After a fire in the 1100s destroyed the monastic complex, Glastonbury’s abbot claimed to have discovered the grave of King Arthur on-site. This may well have been a publicity stunt to raise rebuilding funds, but the Arthurian association is still part of Glastonbury’s mystical draw.

Glastonbury’s early Christian community apparently stayed strong decades after Jesus’s death. But the Church cracked under outside pressure. Once it caved, it was assimilated into the belief systems of its persecutors—all under a “Christian” name. “Elvanus’s preaching of the gospel brought a strong reaction from the Druids,” Malone continues.

After he was gone, the early pure apostolic faith all but disappeared from the British Isles. … Though true Christianity attained some footing due to the original apostles’ evangelism, it soon died out. King Lucius, who ruled in the second century, is said to have blended Christianity with Druidism.

In the fourth century, as so-called Christianity blended with pagan Roman teachings under the political pressure of Emperor Constantine and his successors, religion all over Europe became a far cry from what Christ and the original apostles taught. But it kept the name “Christian.” It gave religious-sounding names and arguments for its imported pagan ceremonies. Superficially, many may have thought nothing of importance was changing. Maybe they thought conforming would take societal pressure away, giving freedom. Maybe they thought light was still light, though mixed with darkness.

“Be ye not unequally yoked together with unbelievers,” the Apostle Paul wrote in 2 Corinthians 6:14, “for what fellowship hath righteousness with unrighteousness? and what communion hath light with darkness?” What happens when light mixes with darkness? The Apostle Peter answered in 2 Peter 2:19: “They [false teachers] promise them freedom, but they themselves are slaves of corruption; for whatever overcomes a man, to that he is enslaved” (Revised Standard Version).
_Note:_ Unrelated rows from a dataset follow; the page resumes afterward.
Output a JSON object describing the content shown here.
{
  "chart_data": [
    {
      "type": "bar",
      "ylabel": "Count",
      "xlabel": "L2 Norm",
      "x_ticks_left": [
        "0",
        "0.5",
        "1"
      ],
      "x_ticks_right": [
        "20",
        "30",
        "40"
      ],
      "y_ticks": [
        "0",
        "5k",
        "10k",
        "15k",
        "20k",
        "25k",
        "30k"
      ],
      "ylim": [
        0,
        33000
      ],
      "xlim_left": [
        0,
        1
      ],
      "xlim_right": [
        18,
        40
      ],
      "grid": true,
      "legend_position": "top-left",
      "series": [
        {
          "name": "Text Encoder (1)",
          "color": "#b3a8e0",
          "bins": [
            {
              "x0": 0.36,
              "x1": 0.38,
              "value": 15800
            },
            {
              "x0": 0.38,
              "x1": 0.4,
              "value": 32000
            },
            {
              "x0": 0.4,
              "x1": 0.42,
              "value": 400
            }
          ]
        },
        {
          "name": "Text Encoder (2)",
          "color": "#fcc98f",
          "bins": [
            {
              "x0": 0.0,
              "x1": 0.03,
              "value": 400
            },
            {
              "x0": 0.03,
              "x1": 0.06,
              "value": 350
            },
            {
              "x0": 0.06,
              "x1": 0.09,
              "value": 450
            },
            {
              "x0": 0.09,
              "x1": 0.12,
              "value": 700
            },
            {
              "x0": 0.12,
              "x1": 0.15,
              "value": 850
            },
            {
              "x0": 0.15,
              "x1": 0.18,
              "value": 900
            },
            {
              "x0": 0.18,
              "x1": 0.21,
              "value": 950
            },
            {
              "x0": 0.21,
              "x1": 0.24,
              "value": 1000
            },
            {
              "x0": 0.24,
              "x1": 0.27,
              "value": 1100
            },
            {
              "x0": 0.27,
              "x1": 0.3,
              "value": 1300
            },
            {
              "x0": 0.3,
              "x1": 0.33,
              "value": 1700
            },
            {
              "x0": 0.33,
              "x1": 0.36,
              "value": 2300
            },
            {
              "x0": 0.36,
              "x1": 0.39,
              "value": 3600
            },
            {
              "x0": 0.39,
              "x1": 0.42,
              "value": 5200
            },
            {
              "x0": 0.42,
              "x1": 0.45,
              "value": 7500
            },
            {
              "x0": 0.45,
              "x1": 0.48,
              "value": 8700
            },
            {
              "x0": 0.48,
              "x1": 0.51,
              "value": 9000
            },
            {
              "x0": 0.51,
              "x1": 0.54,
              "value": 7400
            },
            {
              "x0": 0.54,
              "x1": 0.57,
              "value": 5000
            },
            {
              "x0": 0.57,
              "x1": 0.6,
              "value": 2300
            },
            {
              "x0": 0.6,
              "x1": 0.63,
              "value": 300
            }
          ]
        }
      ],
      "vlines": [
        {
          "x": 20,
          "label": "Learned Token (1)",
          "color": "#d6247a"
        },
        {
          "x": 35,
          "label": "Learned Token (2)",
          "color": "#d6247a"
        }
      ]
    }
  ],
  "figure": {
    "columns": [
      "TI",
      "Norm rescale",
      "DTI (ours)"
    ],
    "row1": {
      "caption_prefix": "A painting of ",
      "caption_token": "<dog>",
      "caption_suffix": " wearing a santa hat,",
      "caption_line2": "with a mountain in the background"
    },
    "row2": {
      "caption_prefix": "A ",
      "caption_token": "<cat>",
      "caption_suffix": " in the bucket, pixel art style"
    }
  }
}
The Bible reveals there is a devil who is very skilled at masquerading evil as good (2 Corinthians 11:13-15). He deceives the whole world (Revelation 12:9). But he also knows how to be an intimidating bully. He is a devouring lion who exerts maximum pressure on his opponents (1 Peter 5:8; Revelation 2:10). He attacks in every way possible to get one to cave in just a little.

Once that happens, Satan has his opening. That opening is all he needs to fundamentally transform something or someone from light to darkness. He fundamentally transformed the United States from a “city on a hill” to the brink of national collapse. He fundamentally transformed men of god like King Saul into servants of evil.

Glastonbury’s example shows what happens when a place is fundamentally transformed. And it shows what Satan wants to do to each and every one of our personal lives. Satan can take a follower of God and turn him into a “searcher” without the victim realizing what happened.

We recently passed the spring holy days of Leviticus 23—festivals that are still binding on New Testament Christians. At that time of year, God commands true Christians to examine themselves (1 Corinthians 11:28), to scrutinize for any spiritual chinks in the armor Satan could take advantage of.

Glastonbury’s example shows what happens when somebody doesn’t repair those chinks. What’s at stake is not meaningless issues. It is fundamental transformation.